Free Entertainment Waiting For You
By Thomas R. Wiles
Truckers Connection
1/15/2008
As technology has changed over the years, music has been delivered to the end consumer in a number of different ways.
Before the invention of mechanical devices capable of playing back music, the only way to hear music was to hear it being played live. Sheet music was sold, and professional musicians were paid to play.
The invention of the player piano spawned a huge controversy over copyright issues. Sound familiar?
Musician’s unions were upset because a single piano performance could be replicated thousands of times. Some people actually bought player pianos for home use. In-home singing accompanied by a player piano was once a not-uncommon form of entertainment. In the 1920s, pretty much every pianist of note was called in to create player piano rolls. The then-new technology of the player piano spawned more opportunity for musicians to sell their music, not less opportunity as had been feared. Player piano sales peaked in the 1920s, but quickly died off with the invention of the electric phonograph.

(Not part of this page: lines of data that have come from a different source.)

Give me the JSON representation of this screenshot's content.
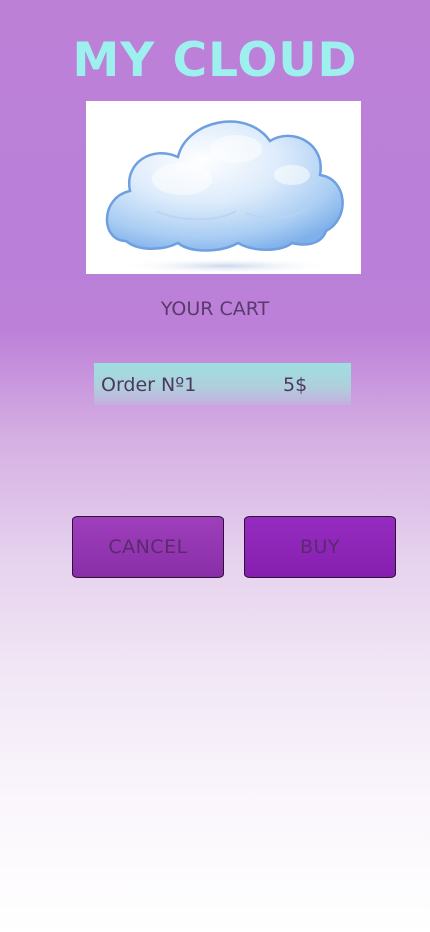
{
  "header": {
    "title": "MY CLOUD"
  },
  "hero": {
    "image": "cloud-illustration"
  },
  "cart": {
    "heading": "YOUR CART",
    "items": [
      {
        "name": "Order Nº1",
        "price": "5$"
      }
    ]
  },
  "actions": {
    "cancel_label": "CANCEL",
    "buy_label": "BUY"
  },
  "colors": {
    "title": "#9ef0ee",
    "background_top": "#bd80d7",
    "background_bottom": "#ffffff",
    "row_background": "#9ddfe0",
    "button": "#8e2fb0"
  }
}
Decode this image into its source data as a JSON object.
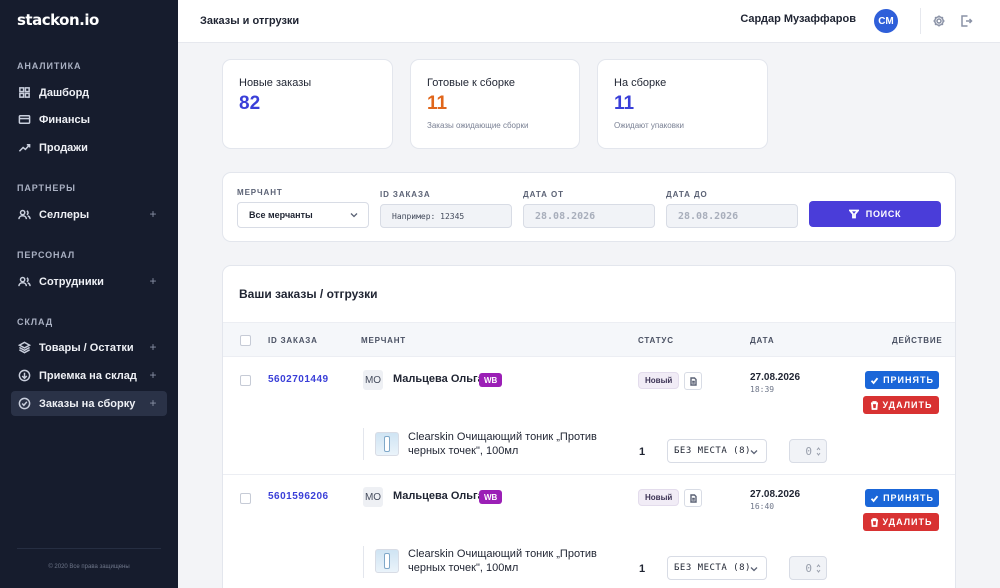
{
  "sidebar": {
    "logo": "stackon.io",
    "sections": [
      {
        "title": "Аналитика",
        "items": [
          {
            "label": "Дашборд",
            "icon": "home-icon"
          },
          {
            "label": "Финансы",
            "icon": "card-icon"
          },
          {
            "label": "Продажи",
            "icon": "trend-icon"
          }
        ]
      },
      {
        "title": "Партнеры",
        "items": [
          {
            "label": "Селлеры",
            "icon": "users-icon"
          }
        ]
      },
      {
        "title": "Персонал",
        "items": [
          {
            "label": "Сотрудники",
            "icon": "users-icon"
          }
        ]
      },
      {
        "title": "Склад",
        "items": [
          {
            "label": "Товары / Остатки",
            "icon": "layers-icon"
          },
          {
            "label": "Приемка на склад",
            "icon": "circle-arrow-icon"
          },
          {
            "label": "Заказы на сборку",
            "icon": "check-circle-icon",
            "active": true
          }
        ]
      }
    ],
    "copyright": "© 2020 Все права защищены"
  },
  "header": {
    "title": "Заказы и отгрузки",
    "user_name": "Сардар Музаффаров",
    "avatar_initials": "СМ"
  },
  "stats": [
    {
      "label": "Новые заказы",
      "value": "82",
      "sub": "",
      "color": "#3a3fd8"
    },
    {
      "label": "Готовые к сборке",
      "value": "11",
      "sub": "Заказы ожидающие сборки",
      "color": "#e0661b"
    },
    {
      "label": "На сборке",
      "value": "11",
      "sub": "Ожидают упаковки",
      "color": "#3a3fd8"
    }
  ],
  "filter": {
    "merchant_label": "Мерчант",
    "merchant_value": "Все мерчанты",
    "order_id_label": "ID заказа",
    "order_id_placeholder": "Например: 12345",
    "date_from_label": "Дата от",
    "date_from_value": "28.08.2026",
    "date_to_label": "Дата до",
    "date_to_value": "28.08.2026",
    "search_label": "Поиск"
  },
  "orders": {
    "title": "Ваши заказы / отгрузки",
    "columns": [
      "ID заказа",
      "Мерчант",
      "Статус",
      "Дата",
      "Действие"
    ],
    "rows": [
      {
        "id": "5602701449",
        "merchant_initials": "МО",
        "merchant": "Мальцева Ольга",
        "marketplace": "WB",
        "status": "Новый",
        "date": "27.08.2026",
        "time": "18:39",
        "accept_label": "Принять",
        "delete_label": "Удалить",
        "item": {
          "name": "Clearskin Очищающий тоник „Против черных точек\", 100мл",
          "qty": "1",
          "place": "БЕЗ МЕСТА (8)",
          "count": "0"
        }
      },
      {
        "id": "5601596206",
        "merchant_initials": "МО",
        "merchant": "Мальцева Ольга",
        "marketplace": "WB",
        "status": "Новый",
        "date": "27.08.2026",
        "time": "16:40",
        "accept_label": "Принять",
        "delete_label": "Удалить",
        "item": {
          "name": "Clearskin Очищающий тоник „Против черных точек\", 100мл",
          "qty": "1",
          "place": "БЕЗ МЕСТА (8)",
          "count": "0"
        }
      }
    ]
  }
}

The electric phonograph along with radio played a huge part in the development of the music industry. At every stage of new technology making its way into the marketplace, existing people involved in the industry dragged their feet. In the end, every new technological development ended up resulting in larger sales—a striking pattern emerges if you study the history of these devices. Radio and later television created their own controversies. Radio ended up being complimentary to the music business, spawning sales of billions of dollars worth of pre-recorded music. The music business sailed along for a number of years. Then came the invention of the audio cassette recorder—at first, the industry responded by trying to outlaw home recording devices and later by trying to put a tax on blank tapes. Sound familiar? People were copying their vinyl records and later compact discs to tape, and even trading these copies with their friends.
Once the industry got wise and started selling pre-recorded audiocassettes, music sales increased. When home video recording came on the scene via VHS and Betamax, similar legal challenges were made by the movie industry. In the end, the movie industry ended up selling pre-recorded movies on VHS, Beta, and later DVDs, vastly increasing their overall sales.
The introduction of the compact disc was resisted by some in the music industry because for the first time they were selling a perfect copy of the music. Once CDs caught on, overall music sales increased yet again. In the 1990s, the public Internet grew in a big way. By 2000, people were using peer-to-peer file sharing networking software and websites like the old Napster to trade MP3 music files. The rock band Metallica started a big lawsuit against Napster in 2000. Though the lawsuit was eventually successful in shutting down Napster, the wide publicity generated by the anti-Napster lawsuit served to educate the public on MP3 files. Though the old Napster went out of business, the sharing of MP3 files mushroomed as awareness of what an MP3 file was.
In a way, we’ve come full circle. Fast forward to today, when thousands of musicians are selling their music directly to consumers via the Internet. Many independent musicians have discovered that making their music available on the Internet allows audiences spread across the world to hear and buy their music. A substantial number of musicians have made their music available on sites like Myspace.com, PodsafeMusicNetwork.com, GarageBand.com, Magnatune.com, etc. Many of them are discovering that they can sell their music directly to the public via the Internet without the middleman. Consumers get instant gratification by paying for reasonably priced legal music downloads.
Independent musicians that don’t fit into the neat, pre-defined genre music category slots can bypass the traditional music discovery and distribution methods and go straight to the public. Most people are honest and will pay for music and movies if it’s being sold in the form they want to consume it in. If it’s not available in the desired form, history has demonstrated over and over again that people will take an alternate approach in order to put entertainment into the format they desire.
It’s clear that the future of music, movies and other forms of entertainment is online. The music and movie industries will eventually come to terms with the fact that technology has changed yet again, and sales will eventually increase as broadband Internet continues to become more ubiquitous.